Quisiera acudir a un último ejemplo que justamente presupone la propia
verdad de Dios, es decir, a una prueba sobre la existencia de Dios que, por así
decirlo, es "resistente" a Nietzsche; precisamente a una prueba
extraída de la gramática, y más en concreto del llamado futurum exactum.
El futurum exactum —el futuro segundo— en nuestra mente está ligado
necesariamente con el presente. Decir algo de una cosa es decir que se realiza
ahora, y tiene el mismo significado que si se hubiera producido en el futuro.
En este sentido, cada verdad es eterna. Que en la tarde del 6 de diciembre del
2004 se hubieran reunido numerosas personas en la Escuela Superior de Filosofía
de München para una conferencia sobre la racionalidad y la fe en Dios no sólo
fue verdad aquella tarde, sino que siempre será verdad. Si hoy estamos aquí,
mañana seguiremos habiendo estado aquí. Lo presente permanece siempre real como
pasado del futuro presente. Pero, ¿con qué tipo de realidad? Podría decirse:
está en las huellas mediante las cuales se produce esa influencia causal. Mas
esas huellas se debilitarán progresivamente. Y huellas son solamente aquello
que ellas han dejado tras sí mientras él mismo es recordado.
En la medida en que el pasado sea recordado, no es difícil responder a la
cuestión de qué tipo de ser tiene. Precisamente tiene su realidad en su ser
recordado. Sin embargo, el recuerdo cesa en algún momento, y en algún momento
puede que ya no haya hombres sobre la tierra. También la tierra desaparecerá al
fin. Que a un pasado corresponda siempre un presente de ese pasado tendría que
obligarnos a decir: con el presente consciente —y el presente sólo es tal en
tanto consciente— desaparece también el pasado y el futurum exactum pierde su
sentido. Pero eso no lo podemos pensar así exactamente. La frase: "En un
futuro lejano ya no será verdad que nosotros estuvimos reunidos esta
tarde", carece de sentido. Esto no puede ser pensado. En efecto, si
anteriormente no hubiéramos estado aquí, entonces tampoco podríamos decir que
ahora estamos realmente aquí, como consecuentemente afirma también el budismo.
Si la realidad presente alguna vez no ha sido, entonces en modo alguno es real.
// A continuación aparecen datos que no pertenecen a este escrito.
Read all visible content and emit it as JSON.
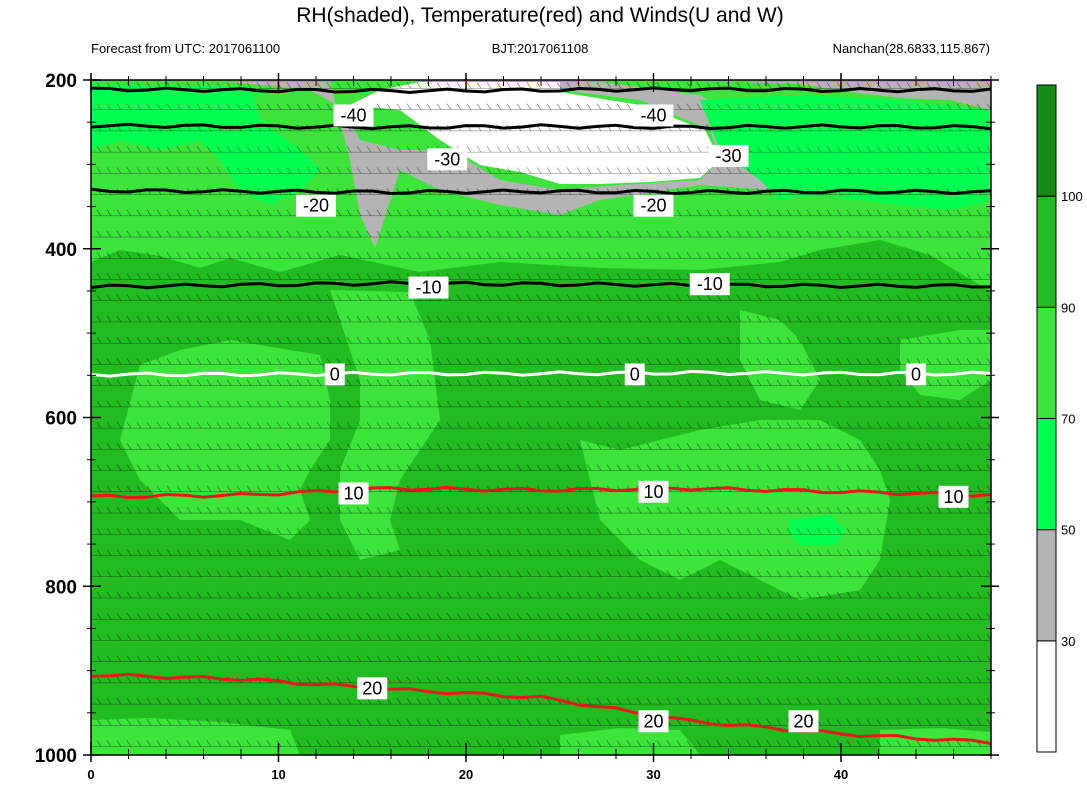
{
  "chart_data": {
    "type": "contour",
    "title": "RH(shaded), Temperature(red) and Winds(U and W)",
    "subtitle_left": "Forecast from UTC: 2017061100",
    "subtitle_center": "BJT:2017061108",
    "subtitle_right": "Nanchan(28.6833,115.867)",
    "x_ticks": [
      "0",
      "10",
      "20",
      "30",
      "40"
    ],
    "x_tick_values": [
      0,
      10,
      20,
      30,
      40
    ],
    "xlim": [
      0,
      48
    ],
    "y_ticks": [
      "200",
      "400",
      "600",
      "800",
      "1000"
    ],
    "y_tick_values": [
      200,
      400,
      600,
      800,
      1000
    ],
    "ylim": [
      200,
      1000
    ],
    "y_inverted": true,
    "colorbar": {
      "ticks": [
        "30",
        "50",
        "70",
        "90",
        "100"
      ],
      "levels": [
        0,
        30,
        50,
        70,
        90,
        100,
        110
      ],
      "colors": [
        "#ffffff",
        "#b4b4b4",
        "#00ff50",
        "#3ce43c",
        "#22bb22",
        "#138c13"
      ]
    },
    "temperature_contours": [
      {
        "label": "-40",
        "value": -40,
        "color": "#000000",
        "p": [
          211,
          212,
          213,
          212,
          211,
          212,
          212
        ],
        "labels": [
          [
            "-40",
            14,
            242
          ],
          [
            "-40",
            30,
            242
          ]
        ]
      },
      {
        "label": "-30",
        "value": -30,
        "color": "#000000",
        "p": [
          254,
          255,
          256,
          255,
          256,
          255,
          256
        ],
        "labels": [
          [
            "-30",
            19,
            294
          ],
          [
            "-30",
            34,
            290
          ]
        ]
      },
      {
        "label": "-20",
        "value": -20,
        "color": "#000000",
        "p": [
          331,
          332,
          333,
          332,
          333,
          332,
          333
        ],
        "labels": [
          [
            "-20",
            12,
            349
          ],
          [
            "-20",
            30,
            349
          ]
        ]
      },
      {
        "label": "-10",
        "value": -10,
        "color": "#000000",
        "p": [
          445,
          443,
          441,
          442,
          443,
          444,
          444
        ],
        "labels": [
          [
            "-10",
            18,
            446
          ],
          [
            "-10",
            33,
            442
          ]
        ]
      },
      {
        "label": "0",
        "value": 0,
        "color": "#ffffff",
        "p": [
          549,
          549,
          548,
          548,
          547,
          548,
          548
        ],
        "labels": [
          [
            "0",
            13,
            549
          ],
          [
            "0",
            29,
            549
          ],
          [
            "0",
            44,
            549
          ]
        ]
      },
      {
        "label": "10",
        "value": 10,
        "color": "#e8181a",
        "p": [
          694,
          692,
          684,
          686,
          684,
          688,
          692
        ],
        "labels": [
          [
            "10",
            14,
            690
          ],
          [
            "10",
            30,
            688
          ],
          [
            "10",
            46,
            694
          ]
        ]
      },
      {
        "label": "20",
        "value": 20,
        "color": "#e8181a",
        "p": [
          905,
          910,
          922,
          932,
          960,
          975,
          985
        ],
        "labels": [
          [
            "20",
            15,
            921
          ],
          [
            "20",
            30,
            960
          ],
          [
            "20",
            38,
            960
          ]
        ]
      }
    ]
  }
}
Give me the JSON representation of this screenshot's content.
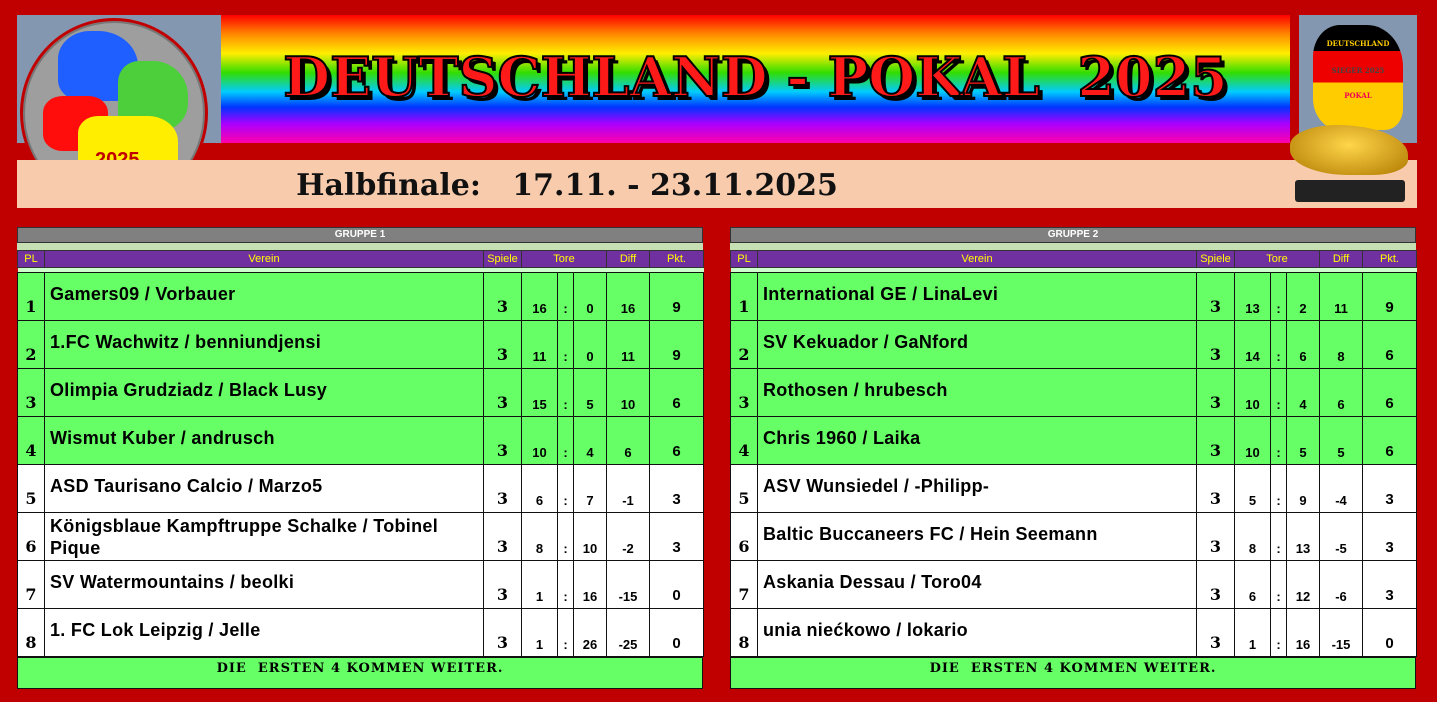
{
  "header": {
    "title": "DEUTSCHLAND - POKAL  2025",
    "logo_left_year": "2025",
    "logo_right_lines": [
      "DEUTSCHLAND",
      "SIEGER 2025",
      "POKAL"
    ],
    "subtitle": "Halbfinale:   17.11. - 23.11.2025"
  },
  "columns": {
    "pl": "PL",
    "verein": "Verein",
    "spiele": "Spiele",
    "tore": "Tore",
    "diff": "Diff",
    "pkt": "Pkt."
  },
  "colors": {
    "background": "#c00000",
    "qualified": "#66ff66",
    "header": "#7030a0",
    "header_text": "#ffff00"
  },
  "groups": [
    {
      "title": "GRUPPE 1",
      "footer": "DIE  ERSTEN 4 KOMMEN WEITER.",
      "rows": [
        {
          "pl": "1",
          "club": "Gamers09 / Vorbauer",
          "spiele": "3",
          "tore_for": "16",
          "sep": ":",
          "tore_against": "0",
          "diff": "16",
          "pkt": "9",
          "qualified": true
        },
        {
          "pl": "2",
          "club": "1.FC Wachwitz / benniundjensi",
          "spiele": "3",
          "tore_for": "11",
          "sep": ":",
          "tore_against": "0",
          "diff": "11",
          "pkt": "9",
          "qualified": true
        },
        {
          "pl": "3",
          "club": "Olimpia Grudziadz / Black Lusy",
          "spiele": "3",
          "tore_for": "15",
          "sep": ":",
          "tore_against": "5",
          "diff": "10",
          "pkt": "6",
          "qualified": true
        },
        {
          "pl": "4",
          "club": "Wismut Kuber / andrusch",
          "spiele": "3",
          "tore_for": "10",
          "sep": ":",
          "tore_against": "4",
          "diff": "6",
          "pkt": "6",
          "qualified": true
        },
        {
          "pl": "5",
          "club": "ASD Taurisano Calcio / Marzo5",
          "spiele": "3",
          "tore_for": "6",
          "sep": ":",
          "tore_against": "7",
          "diff": "-1",
          "pkt": "3",
          "qualified": false
        },
        {
          "pl": "6",
          "club": "Königsblaue Kampftruppe Schalke / Tobinel Pique",
          "spiele": "3",
          "tore_for": "8",
          "sep": ":",
          "tore_against": "10",
          "diff": "-2",
          "pkt": "3",
          "qualified": false
        },
        {
          "pl": "7",
          "club": "SV Watermountains / beolki",
          "spiele": "3",
          "tore_for": "1",
          "sep": ":",
          "tore_against": "16",
          "diff": "-15",
          "pkt": "0",
          "qualified": false
        },
        {
          "pl": "8",
          "club": "1. FC Lok Leipzig / Jelle",
          "spiele": "3",
          "tore_for": "1",
          "sep": ":",
          "tore_against": "26",
          "diff": "-25",
          "pkt": "0",
          "qualified": false
        }
      ]
    },
    {
      "title": "GRUPPE 2",
      "footer": "DIE  ERSTEN 4 KOMMEN WEITER.",
      "rows": [
        {
          "pl": "1",
          "club": "International GE / LinaLevi",
          "spiele": "3",
          "tore_for": "13",
          "sep": ":",
          "tore_against": "2",
          "diff": "11",
          "pkt": "9",
          "qualified": true
        },
        {
          "pl": "2",
          "club": "SV Kekuador / GaNford",
          "spiele": "3",
          "tore_for": "14",
          "sep": ":",
          "tore_against": "6",
          "diff": "8",
          "pkt": "6",
          "qualified": true
        },
        {
          "pl": "3",
          "club": "Rothosen / hrubesch",
          "spiele": "3",
          "tore_for": "10",
          "sep": ":",
          "tore_against": "4",
          "diff": "6",
          "pkt": "6",
          "qualified": true
        },
        {
          "pl": "4",
          "club": "Chris 1960 / Laika",
          "spiele": "3",
          "tore_for": "10",
          "sep": ":",
          "tore_against": "5",
          "diff": "5",
          "pkt": "6",
          "qualified": true
        },
        {
          "pl": "5",
          "club": "ASV Wunsiedel / -Philipp-",
          "spiele": "3",
          "tore_for": "5",
          "sep": ":",
          "tore_against": "9",
          "diff": "-4",
          "pkt": "3",
          "qualified": false
        },
        {
          "pl": "6",
          "club": "Baltic Buccaneers FC / Hein Seemann",
          "spiele": "3",
          "tore_for": "8",
          "sep": ":",
          "tore_against": "13",
          "diff": "-5",
          "pkt": "3",
          "qualified": false
        },
        {
          "pl": "7",
          "club": "Askania Dessau / Toro04",
          "spiele": "3",
          "tore_for": "6",
          "sep": ":",
          "tore_against": "12",
          "diff": "-6",
          "pkt": "3",
          "qualified": false
        },
        {
          "pl": "8",
          "club": "unia niećkowo / lokario",
          "spiele": "3",
          "tore_for": "1",
          "sep": ":",
          "tore_against": "16",
          "diff": "-15",
          "pkt": "0",
          "qualified": false
        }
      ]
    }
  ]
}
Así pues, quien rechaza el futurum exactum también rechaza el presente.
¿De qué tipo es esa realidad del pasado, el eterno ser verdadero de cada
verdad? La única respuesta posible se expresa así: Tenemos que pensar una
conciencia en la que todo lo que sucede es asumido, una conciencia absoluta.
Ninguna palabra habrá dejado de ser pronunciada alguna vez, ningún dolor no
sufrido ni ninguna alegría no vivida. Lo contingente podría no haber ocurrido,
pero si hay realidad entonces el futurum exactum no se puede obviar, y con él
el postulado de un Dios real. "Yo temo —escribía Nietzsche— que no
podremos escaparnos de Dios ya que todavía creemos en la gramática". Así
pues, nosotros no podemos menos de creer en la gramática. También Nietzsche
pudo escribir lo que escribió solamente porque lo que él quería decir lo
confiaba a la gramática. ·- ·-· -······-·
Robert Spaeman, traducido por José María Barrio Maestre.